ISLAMABAD: Pakistani journalist and popular anchorman Arshad Sharif, mysteriously killed in Kenya last week, will be laid to rest in Islamabad today, Thursday, a day after his body arrived in Islamabad from the East African nation.
Kenyan police said Sharif was killed Sunday night when the car he was in sped up and drove through a checkpoint outside the Kenyan capital of Nairobi, prompting police to open fire at his vehicle. The shooting was being treated as a case of mistaken identity, senior police officials have said.
A hugely popular talk show host, Sharif was of late a harsh critic of the current ruling coalition and the army, and fled the country in August, citing threats to his life. He was also widely considered a staunch supporter of ex-PM Imran Khan and his Pakistan Tehreek-e-Insaf (PTI) opposition party. At the time he left Pakistan, he was facing a slew of court cases related to charges of sedition and others. He was believed to have been in the United Arab Emirates since he left Pakistan and had recently traveled to Kenya from the Emirates.

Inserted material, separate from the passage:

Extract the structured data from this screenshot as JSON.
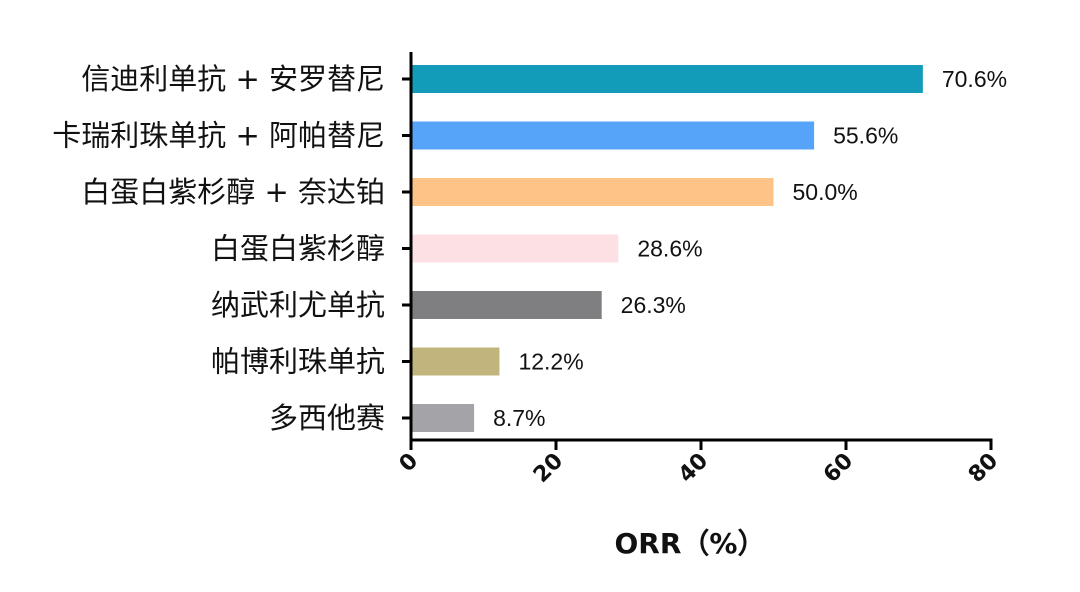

The Pakistan government on Wednesday announced it was sending a two-member team to Kenya to “ascertain the facts” surrounding Sharif’s murder. His body arrived in Pakistan in the wee hours of Wednesday. A postmortem was completed that evening.
“His funeral prayers will be offered at the Shah Faisal Mosque Islamabad at 2pm on Thursday,” the family said. “He will be laid to rest at the H-11 cemetery in the federal capital.”
Sharif left Pakistan in August after going into hiding in his own country in July to avoid arrest following a citizen’s complaint against him on allegations of maligning the country’s national institutions, a reference to the military. His whereabouts were not publicly known.
A month later, Sharif’s employer, the private ARY Television, fired him, saying he had violated the TV station’s social media policy. His talk show Power Play was discontinued.
The TV channel had earlier in the year remained critical of Pakistan’s prime minister Shehbaz Sharif following the ouster of his predecessor, Imran Khan, in a no-confidence vote in parliament in April. Khan says he was ousted as part of a US plot, a charge both Washington and the Pakistani government deny. Sharif the journalist, who is not related to the PM, had been a prominent critic of Khan’s ouster.
Khan on Tuesday told a gathering of lawyers in the city of Peshawar that he had asked the slain journalist to leave the country as his life was in danger in Pakistan. He paid glowing tribute to Sharif, saying he was among those journalists who never bowed to pressure.